Continúan en este librito páginas que son pura poesía, prosa de una expresión gentil y profunda y luminosa como tarde de verano lejos de la gran ciudad. No es W. un esteta, sino en el fondo un alma religiosa que camina impelido por una necesidad ineludible por senderos laterales. De algún modo es un pintor que escribe y que desea eternizar lo que ve con sentido admirativo y respetuoso. Actitudes impensables hoy en día.

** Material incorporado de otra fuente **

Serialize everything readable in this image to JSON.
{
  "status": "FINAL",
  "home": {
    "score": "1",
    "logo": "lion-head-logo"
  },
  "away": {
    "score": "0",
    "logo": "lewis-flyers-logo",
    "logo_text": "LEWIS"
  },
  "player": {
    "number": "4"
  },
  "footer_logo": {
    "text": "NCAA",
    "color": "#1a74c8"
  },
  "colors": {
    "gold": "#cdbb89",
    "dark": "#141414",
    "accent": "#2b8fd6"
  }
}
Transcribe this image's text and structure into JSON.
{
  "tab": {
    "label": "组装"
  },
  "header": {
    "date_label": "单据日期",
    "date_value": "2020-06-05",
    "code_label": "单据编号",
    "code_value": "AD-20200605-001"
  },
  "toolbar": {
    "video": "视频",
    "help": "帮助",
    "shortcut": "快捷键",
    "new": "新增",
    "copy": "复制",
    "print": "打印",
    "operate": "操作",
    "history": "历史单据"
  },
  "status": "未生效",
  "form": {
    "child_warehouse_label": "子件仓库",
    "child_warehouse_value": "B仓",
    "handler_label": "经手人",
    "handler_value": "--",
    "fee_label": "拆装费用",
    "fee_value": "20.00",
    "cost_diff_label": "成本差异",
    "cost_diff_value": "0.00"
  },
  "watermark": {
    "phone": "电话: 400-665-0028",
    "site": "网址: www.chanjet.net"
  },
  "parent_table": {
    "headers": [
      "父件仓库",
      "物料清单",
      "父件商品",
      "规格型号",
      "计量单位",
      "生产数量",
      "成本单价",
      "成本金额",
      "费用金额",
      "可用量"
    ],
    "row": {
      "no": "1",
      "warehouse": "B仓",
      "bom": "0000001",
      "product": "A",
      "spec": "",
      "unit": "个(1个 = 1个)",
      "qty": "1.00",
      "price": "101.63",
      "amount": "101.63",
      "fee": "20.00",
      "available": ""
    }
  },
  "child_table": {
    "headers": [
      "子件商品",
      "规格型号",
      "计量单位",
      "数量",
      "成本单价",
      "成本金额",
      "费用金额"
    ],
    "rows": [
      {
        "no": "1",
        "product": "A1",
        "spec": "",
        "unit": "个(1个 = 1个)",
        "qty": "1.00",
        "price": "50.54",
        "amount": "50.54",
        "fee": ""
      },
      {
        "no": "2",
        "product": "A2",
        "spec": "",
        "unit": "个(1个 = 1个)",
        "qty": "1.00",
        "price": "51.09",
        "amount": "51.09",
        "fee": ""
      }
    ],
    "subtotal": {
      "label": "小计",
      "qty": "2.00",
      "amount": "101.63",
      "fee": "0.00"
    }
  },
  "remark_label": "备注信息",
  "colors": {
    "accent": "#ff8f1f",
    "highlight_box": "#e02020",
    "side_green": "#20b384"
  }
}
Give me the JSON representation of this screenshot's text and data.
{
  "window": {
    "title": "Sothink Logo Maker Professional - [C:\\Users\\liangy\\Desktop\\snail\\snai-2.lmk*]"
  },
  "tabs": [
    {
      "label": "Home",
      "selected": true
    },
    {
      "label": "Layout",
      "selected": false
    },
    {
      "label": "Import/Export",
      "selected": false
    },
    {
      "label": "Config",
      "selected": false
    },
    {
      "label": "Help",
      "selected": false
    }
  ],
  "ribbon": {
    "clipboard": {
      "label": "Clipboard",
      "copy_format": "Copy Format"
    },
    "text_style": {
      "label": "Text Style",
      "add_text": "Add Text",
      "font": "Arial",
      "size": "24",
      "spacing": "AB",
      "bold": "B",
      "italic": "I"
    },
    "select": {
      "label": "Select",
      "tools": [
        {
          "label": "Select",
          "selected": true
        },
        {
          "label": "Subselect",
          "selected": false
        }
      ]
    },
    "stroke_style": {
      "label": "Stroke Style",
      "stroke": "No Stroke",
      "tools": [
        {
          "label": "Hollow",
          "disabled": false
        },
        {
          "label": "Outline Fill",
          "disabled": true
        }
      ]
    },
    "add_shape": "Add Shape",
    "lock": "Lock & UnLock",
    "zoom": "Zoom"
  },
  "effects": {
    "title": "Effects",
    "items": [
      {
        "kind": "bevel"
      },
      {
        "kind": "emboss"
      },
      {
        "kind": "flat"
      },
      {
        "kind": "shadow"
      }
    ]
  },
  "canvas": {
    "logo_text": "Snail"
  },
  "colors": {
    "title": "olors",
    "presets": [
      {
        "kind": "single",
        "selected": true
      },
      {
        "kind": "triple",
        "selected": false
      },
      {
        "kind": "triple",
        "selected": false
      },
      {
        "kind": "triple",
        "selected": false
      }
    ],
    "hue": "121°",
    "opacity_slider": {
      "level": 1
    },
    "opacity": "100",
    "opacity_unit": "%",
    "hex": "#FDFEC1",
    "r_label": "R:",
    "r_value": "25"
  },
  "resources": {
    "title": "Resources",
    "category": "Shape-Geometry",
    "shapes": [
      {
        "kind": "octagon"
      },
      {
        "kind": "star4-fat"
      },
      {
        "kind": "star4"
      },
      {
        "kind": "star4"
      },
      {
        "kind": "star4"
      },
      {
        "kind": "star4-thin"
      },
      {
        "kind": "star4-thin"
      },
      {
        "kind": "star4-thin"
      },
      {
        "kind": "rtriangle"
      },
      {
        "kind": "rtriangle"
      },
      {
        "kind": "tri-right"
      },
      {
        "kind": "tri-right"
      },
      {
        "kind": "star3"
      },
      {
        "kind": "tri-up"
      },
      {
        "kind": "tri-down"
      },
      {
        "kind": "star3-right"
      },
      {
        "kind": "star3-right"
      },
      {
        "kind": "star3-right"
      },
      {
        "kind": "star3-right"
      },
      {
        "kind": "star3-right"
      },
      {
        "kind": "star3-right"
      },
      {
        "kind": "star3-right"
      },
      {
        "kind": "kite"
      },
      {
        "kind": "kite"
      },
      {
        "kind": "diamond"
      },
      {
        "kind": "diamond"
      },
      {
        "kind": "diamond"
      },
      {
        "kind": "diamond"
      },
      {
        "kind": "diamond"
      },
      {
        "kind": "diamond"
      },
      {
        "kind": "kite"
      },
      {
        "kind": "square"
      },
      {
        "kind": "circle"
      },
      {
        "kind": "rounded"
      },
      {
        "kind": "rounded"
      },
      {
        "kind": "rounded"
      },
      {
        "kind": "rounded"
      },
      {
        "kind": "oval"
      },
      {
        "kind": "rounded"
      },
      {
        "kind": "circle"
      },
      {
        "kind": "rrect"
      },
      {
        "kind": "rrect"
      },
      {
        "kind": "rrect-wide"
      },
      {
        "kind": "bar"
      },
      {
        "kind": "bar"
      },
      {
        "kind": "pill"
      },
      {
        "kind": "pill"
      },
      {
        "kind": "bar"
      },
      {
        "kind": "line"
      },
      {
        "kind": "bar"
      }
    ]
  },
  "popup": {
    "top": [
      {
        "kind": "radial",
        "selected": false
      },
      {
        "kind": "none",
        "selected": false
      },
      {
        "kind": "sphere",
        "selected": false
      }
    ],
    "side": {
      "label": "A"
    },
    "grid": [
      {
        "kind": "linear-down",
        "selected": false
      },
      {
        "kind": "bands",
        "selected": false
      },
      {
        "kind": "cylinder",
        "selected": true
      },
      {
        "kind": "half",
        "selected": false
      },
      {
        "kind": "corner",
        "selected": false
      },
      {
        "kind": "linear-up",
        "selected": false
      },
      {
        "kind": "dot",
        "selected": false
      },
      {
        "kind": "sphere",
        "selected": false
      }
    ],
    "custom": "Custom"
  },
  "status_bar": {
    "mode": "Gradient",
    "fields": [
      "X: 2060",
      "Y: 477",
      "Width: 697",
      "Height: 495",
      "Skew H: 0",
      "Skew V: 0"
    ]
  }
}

Dice Kierkegaard que “un poeta, por lo general, es una excepción”, y que éste representa ”el tránsito hacia las auténticas excepciones aristocráticas, esto es, las religiosas”. Careciente de la religión, W. se refugió de la marea del mundo moderno que empezaba a triunfar en todas partes, en la poesía que le suscitaban los bosques alpinos de su pequeña Suiza y, más tarde, los alrededores de la clínica psiquiátrica que lo albergó durante sus últimos veintitrés años. Enajenado como Van Gogh, precisamente por carecer del centro unificador e inmóvil del catolicismo, en una sociedad protestante incapaz de darle cobijo, errabundo y ermitaño, pobre invariablemente, tironeado entre el paseo romántico y la búsqueda de precisión y concisión, quiso extender ese cielo de los niños que se pierde en esta vida para recuperarlo en la otra. Esa nostalgia que acompaña la obra pequeña de Walser es el misterio que custodian hasta el fin los artistas verdaderos.